Before you can capture a trace, you need to start the profiler server. This server runs in the background of your script and collects the trace data. You can start it by calling xp.start_server() near the beginning of your main execution block.

2. Define the trace duration

Wrap the code you want to profile within xp.start_trace() and xp.stop_trace() calls. The start_trace function takes a path to a directory where the trace files are saved.

It's common practice to wrap the main training loop to capture the most relevant operations.

# The directory where the trace files are stored.
log_dir = '/root/logs/'

# Start tracing
xp.start_trace(log_dir)

# ... your training loop or other code to be profiled ...
train_mnist()

# Stop tracing
xp.stop_trace()

3. Add custom trace labels

By default, the traces captured are low-level Pytorch XLA functions and can be hard to navigate. You can add custom labels to specific sections of your code using the xp.Trace() context manager. These labels will appear as named blocks in the profiler's timeline view, making it much easier to identify specific operations like data preparation, the forward pass, or the optimizer step.

The following example shows how you can add context to different parts of a training step.

def forward(self, x):
    # This entire block will be labeled 'forward' in the trace
    with xp.Trace('forward'):
        x = F.relu(F.max_pool2d(self.conv1(x), 2))
        x = F.relu(F.max_pool2d(self.conv2(x), 2))
        x = x.view(-1, 7*7*64)
        x = F.relu(self.fc1(x))
        x = self.fc2(x)
        return F.log_softmax(x, dim=1)

# You can also nest context managers for more granular detail
for batch_idx, (data, target) in enumerate(train_loader):
    with torch_xla.step():
        with xp.Trace('train_step_data_prep_and_forward'):
            optimizer.zero_grad()
            data, target = data.to(device), target.to(device)
            output = model(data)

        with xp.Trace('train_step_loss_and_backward'):
            loss = loss_fn(output, target)
            loss.backward()

        with xp.Trace('train_step_optimizer_step_host'):
            optimizer.step()

Complete example

The following example shows how to capture a trace from a PyTorch XLA script, based on the mnist_xla.py file.

import torch
import torch.optim as optim
from torchvision import datasets, transforms

# PyTorch/XLA specific imports
import torch_xla
import torch_xla.core.xla_model as xm
import torch_xla.debug.profiler as xp

def train_mnist():
    # ... (model definition and data loading code) ...
    print("Starting training...")
    # ... (training loop as defined in the previous section) ...
    print("Training finished!")

if __name__ == '__main__':
    # 1. Start the profiler server
    server = xp.start_server(9012)

    # 2. Start capturing the trace and define the output directory
    xp.start_trace('/root/logs/')

    # Run the training function that contains custom trace labels
    train_mnist()

    # 3. Stop the trace
    xp.stop_trace()

Visualize the trace

When your script has finished, the trace files are saved in the directory you specified (for example, /root/logs/).
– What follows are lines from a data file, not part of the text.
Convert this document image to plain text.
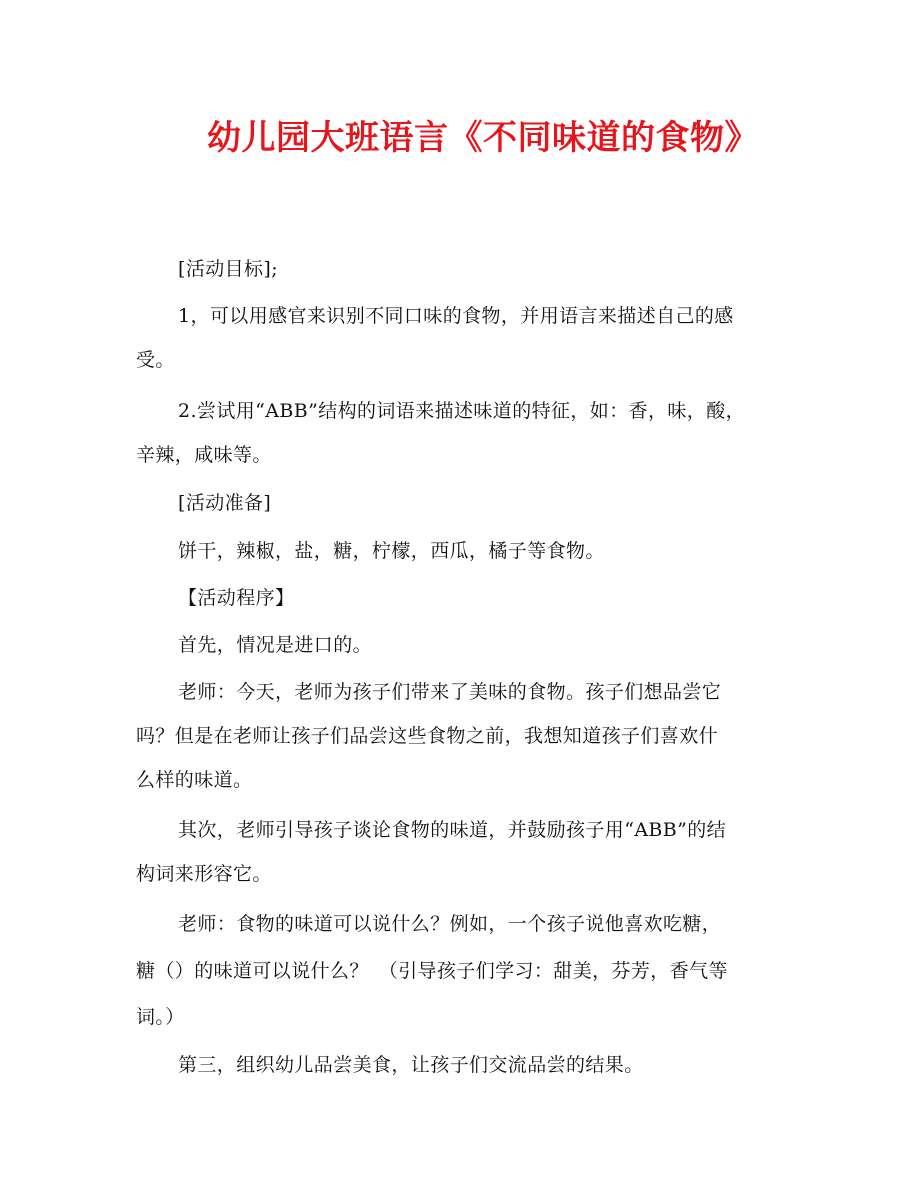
幼儿园大班语言《不同味道的食物》

[活动目标];

1，可以用感官来识别不同口味的食物，并用语言来描述自己的感

受。

2.尝试用“ABB”结构的词语来描述味道的特征，如：香，味，酸，

辛辣，咸味等。

[活动准备]

饼干，辣椒，盐，糖，柠檬，西瓜，橘子等食物。

【活动程序】

首先，情况是进口的。

老师：今天，老师为孩子们带来了美味的食物。孩子们想品尝它

吗？但是在老师让孩子们品尝这些食物之前，我想知道孩子们喜欢什

么样的味道。

其次，老师引导孩子谈论食物的味道，并鼓励孩子用“ABB”的结

构词来形容它。

老师：食物的味道可以说什么？例如，一个孩子说他喜欢吃糖，

糖（）的味道可以说什么？　（引导孩子们学习：甜美，芬芳，香气等

词。）

第三，组织幼儿品尝美食，让孩子们交流品尝的结果。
You can visualize this trace using XProf and TensorBoard.

Install TensorBoard.

pip install tensorboard_plugin_profile tensorboard

Launch TensorBoard. Point TensorBoard to the log directory you used in xp.start_trace():
```
tensorboard --logdir /root/logs/
```
View the Profile. Open the URL provided by TensorBoard in your web browser (usually http://localhost:6006). Navigate to the PyTorch XLA - Profile tab to view the interactive trace. You will be able to see the custom labels you created and analyze the execution time of different parts of your model.

If you use Google Cloud to run your workloads, we recommend the cloud-diagnostics-xprof tool. It provides a streamlined profile collection and viewing experience using VMs running Tensorboard and XProf.